Когда позже мы ехали домой и Ланс так по-детски сокрушался, что ему не удалось потанцевать со мной, я, в свою очередь, посетовала, что никогда не видела королевский дворец – а он, говорят, так красив. И Ланс, и сэр Джереми в один голос заявили, что моё желание легко исполнить, ведь скоро сам король даёт приём. Мне, правда, пришлось пообещать Лансу танец. Но это была слишком маленькая плата, чтобы быть привезённой к Валентину его, ха, «фаворитом».
Мне становилось страшно всякий раз, когда она исчезала и я не мог её найти. Я боялся, что она уйдёт – улетит на свои Небеса, например, навсегда. И будет светить звездой, наблюдая за мной, прекрасная и недоступная богиня с очаровательно-грустной улыбкой.
Когда я её не видел, у меня ныло сердце, когда она была рядом – пропадал голос или же я начинал пороть такую чушь, что странно, почему она меня ещё слушала.
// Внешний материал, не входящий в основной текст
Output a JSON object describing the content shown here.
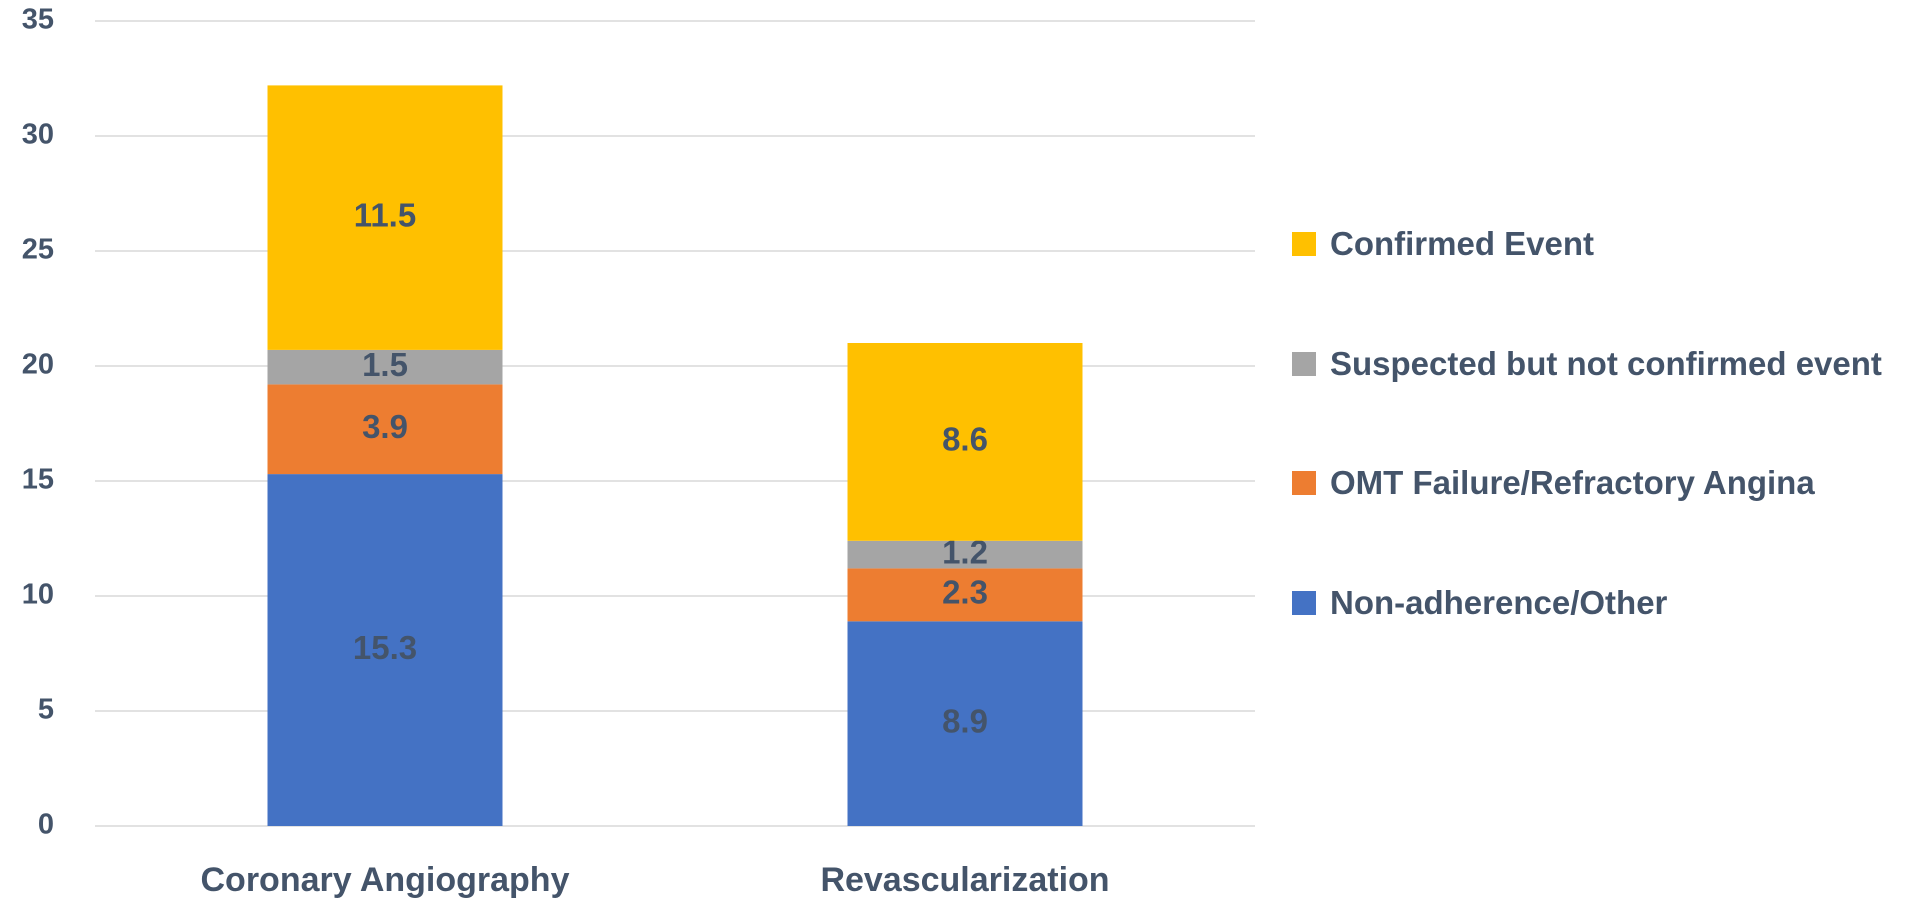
{
  "chart_data": {
    "type": "bar",
    "stacked": true,
    "categories": [
      "Coronary Angiography",
      "Revascularization"
    ],
    "series": [
      {
        "name": "Non-adherence/Other",
        "color": "#4472c4",
        "values": [
          15.3,
          8.9
        ]
      },
      {
        "name": "OMT Failure/Refractory Angina",
        "color": "#ed7d31",
        "values": [
          3.9,
          2.3
        ]
      },
      {
        "name": "Suspected but not confirmed event",
        "color": "#a5a5a5",
        "values": [
          1.5,
          1.2
        ]
      },
      {
        "name": "Confirmed Event",
        "color": "#ffc000",
        "values": [
          11.5,
          8.6
        ]
      }
    ],
    "ylim": [
      0,
      35
    ],
    "yticks": [
      0,
      5,
      10,
      15,
      20,
      25,
      30,
      35
    ],
    "grid": true,
    "legend": "right"
  }
}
Я никогда никому – даже в первый раз – не отдавал ведущую роль в постели. Женщины, а особенно леди, были лишь способом приятно провести время – до неё. Я никогда никому ни в чём не клялся, я никогда не давал слов, и я не понимал, почему женщины бросаются в слёзы, узнав о моей «неверности». Сейчас, узнай я вдруг, что она… с кем-нибудь – я бы, не задумываясь, убил этого «кого-нибудь», а потом, наверное, долго валялся у неё в ногах, вымаливая прощение.
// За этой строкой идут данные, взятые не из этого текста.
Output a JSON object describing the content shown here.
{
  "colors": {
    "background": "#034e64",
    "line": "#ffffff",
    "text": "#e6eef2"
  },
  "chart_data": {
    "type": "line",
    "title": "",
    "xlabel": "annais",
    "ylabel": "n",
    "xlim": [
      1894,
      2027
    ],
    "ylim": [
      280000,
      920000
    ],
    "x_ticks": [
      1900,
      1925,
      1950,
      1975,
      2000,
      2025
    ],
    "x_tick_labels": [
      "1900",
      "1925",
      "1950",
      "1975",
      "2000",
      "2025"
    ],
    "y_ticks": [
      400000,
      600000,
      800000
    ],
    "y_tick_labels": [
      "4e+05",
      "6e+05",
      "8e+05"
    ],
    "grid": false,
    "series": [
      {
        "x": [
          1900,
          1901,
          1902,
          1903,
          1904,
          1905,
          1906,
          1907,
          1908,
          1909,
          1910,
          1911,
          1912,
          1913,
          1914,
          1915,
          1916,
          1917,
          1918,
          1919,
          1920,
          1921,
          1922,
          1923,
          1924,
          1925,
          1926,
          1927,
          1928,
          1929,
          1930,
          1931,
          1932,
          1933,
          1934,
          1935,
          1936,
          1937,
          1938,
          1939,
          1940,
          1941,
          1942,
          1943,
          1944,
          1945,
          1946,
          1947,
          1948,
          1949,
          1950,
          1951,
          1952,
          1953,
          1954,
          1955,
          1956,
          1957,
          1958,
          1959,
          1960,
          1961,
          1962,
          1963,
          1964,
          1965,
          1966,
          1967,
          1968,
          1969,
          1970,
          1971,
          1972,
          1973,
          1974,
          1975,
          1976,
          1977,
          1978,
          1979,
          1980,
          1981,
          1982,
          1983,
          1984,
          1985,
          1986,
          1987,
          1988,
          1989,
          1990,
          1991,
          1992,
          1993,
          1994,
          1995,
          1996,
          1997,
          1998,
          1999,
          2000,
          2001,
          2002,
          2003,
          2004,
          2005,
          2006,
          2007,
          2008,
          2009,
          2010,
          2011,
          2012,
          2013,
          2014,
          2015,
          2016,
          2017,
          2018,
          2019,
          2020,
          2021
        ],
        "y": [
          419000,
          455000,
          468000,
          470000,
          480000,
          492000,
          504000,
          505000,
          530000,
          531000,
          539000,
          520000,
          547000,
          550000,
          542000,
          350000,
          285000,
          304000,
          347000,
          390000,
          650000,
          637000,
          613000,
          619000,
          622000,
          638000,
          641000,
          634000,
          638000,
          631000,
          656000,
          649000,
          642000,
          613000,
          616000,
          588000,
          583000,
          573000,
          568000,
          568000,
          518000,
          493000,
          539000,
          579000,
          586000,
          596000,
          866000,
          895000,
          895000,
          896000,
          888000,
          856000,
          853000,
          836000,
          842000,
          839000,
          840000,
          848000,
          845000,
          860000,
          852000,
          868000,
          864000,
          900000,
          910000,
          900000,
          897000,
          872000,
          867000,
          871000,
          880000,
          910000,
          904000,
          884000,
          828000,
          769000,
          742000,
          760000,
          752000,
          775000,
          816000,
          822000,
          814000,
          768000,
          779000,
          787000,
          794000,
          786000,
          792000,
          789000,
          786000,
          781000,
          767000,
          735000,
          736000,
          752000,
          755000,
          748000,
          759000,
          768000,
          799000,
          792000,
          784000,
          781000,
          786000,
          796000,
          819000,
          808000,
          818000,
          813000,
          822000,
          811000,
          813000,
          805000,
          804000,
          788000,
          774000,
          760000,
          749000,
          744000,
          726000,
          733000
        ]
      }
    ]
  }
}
А она ведь тоже мне ничего не обещала. Она даже о себе почти ничего не рассказывала. Всё, что я о ней знал, мне написал Рэй в нервном письме, полном недомолвок и просьб «одуматься» и «взять себя в руки». Рэй не понимал, считал я. Он просто ещё не любил так – всецело, всепоглощающе, отдавая всего себя.
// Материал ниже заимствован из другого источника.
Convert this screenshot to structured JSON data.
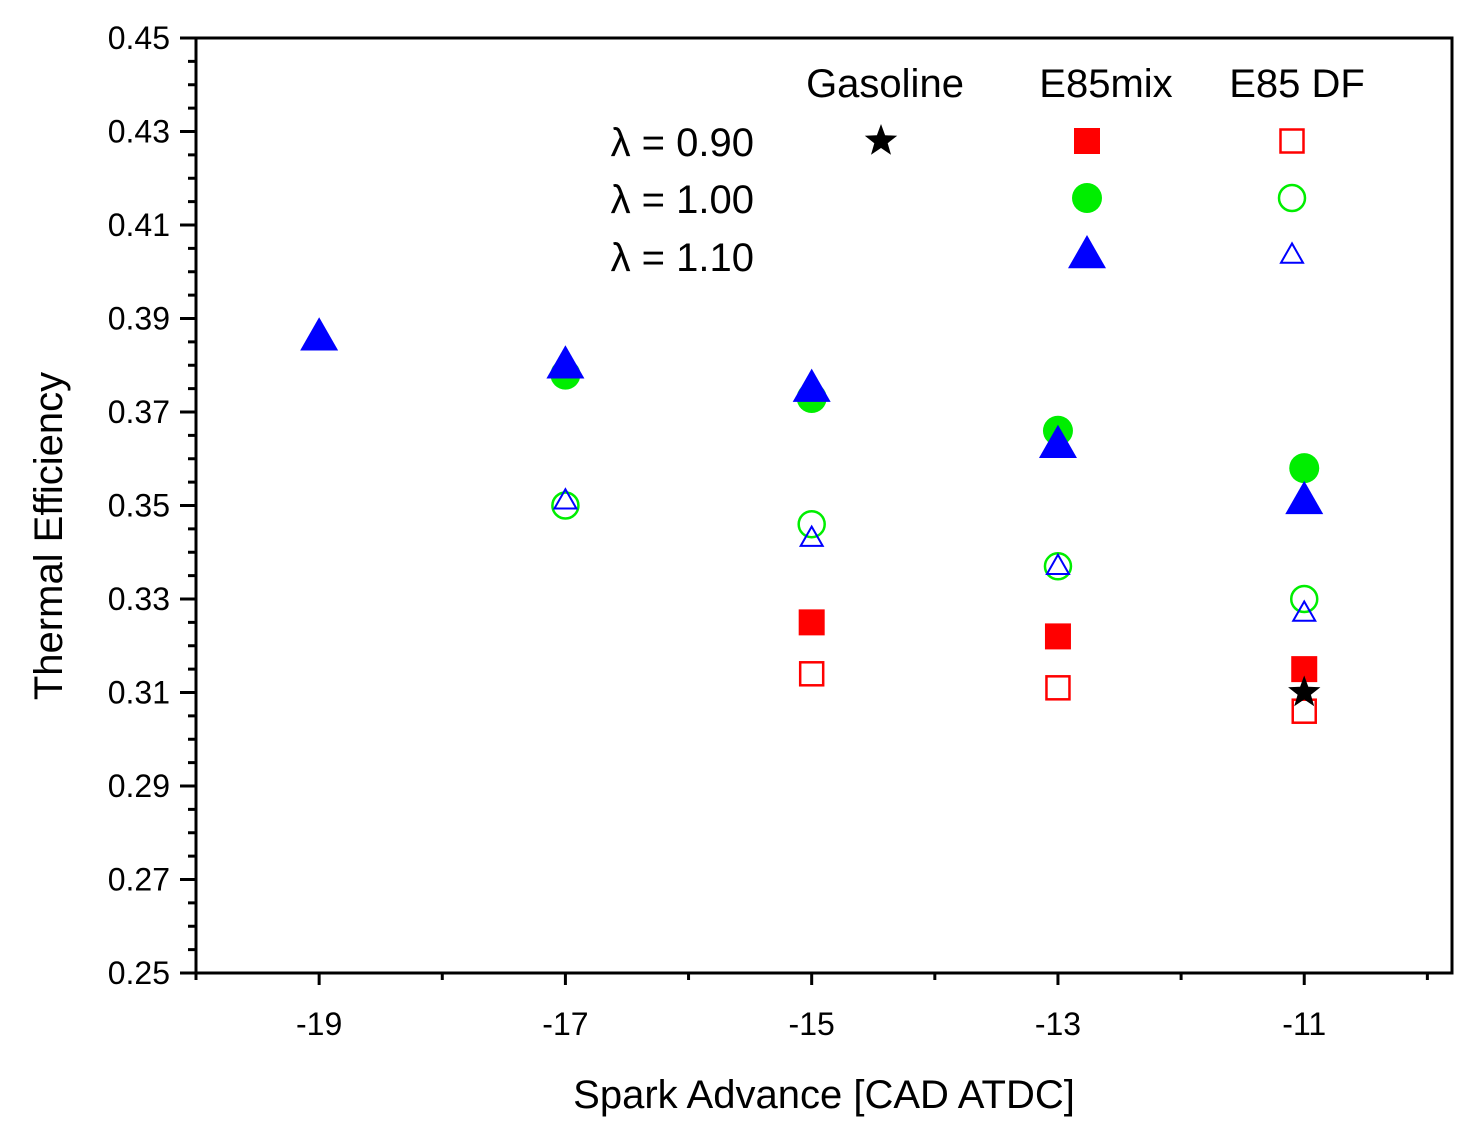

Все её странности я считал очаровательными и правильными. В конце концов, она же богиня – она должна вести себя, как принято на Небесах, а не у нас на Земле. Наверное, мы представляли забавную парочку – я тогда точно походил на сумасшедшего. Она стала моей навязчивой идеей, моей целью, моей жизнью. До неё это место делили Рэй, король и высокая идея о справедливости. Теперь была только она.
Матерь, каким влюблённым дураком я был! Если бы я огляделся, если бы послушал Рэя, всё было бы совершенно иначе…
Элиза понравилась даже сэру Джереми, а он женщин всегда считал средством как следует расслабиться. Но не её. До богини он, конечно, не додумался, однако позволял Элизе всё – даже приводить волка в его любимую библиотеку. И словно помолодел за те дни, пока она жила с нами. Я даже ревновал её к нему – дура-а-ак!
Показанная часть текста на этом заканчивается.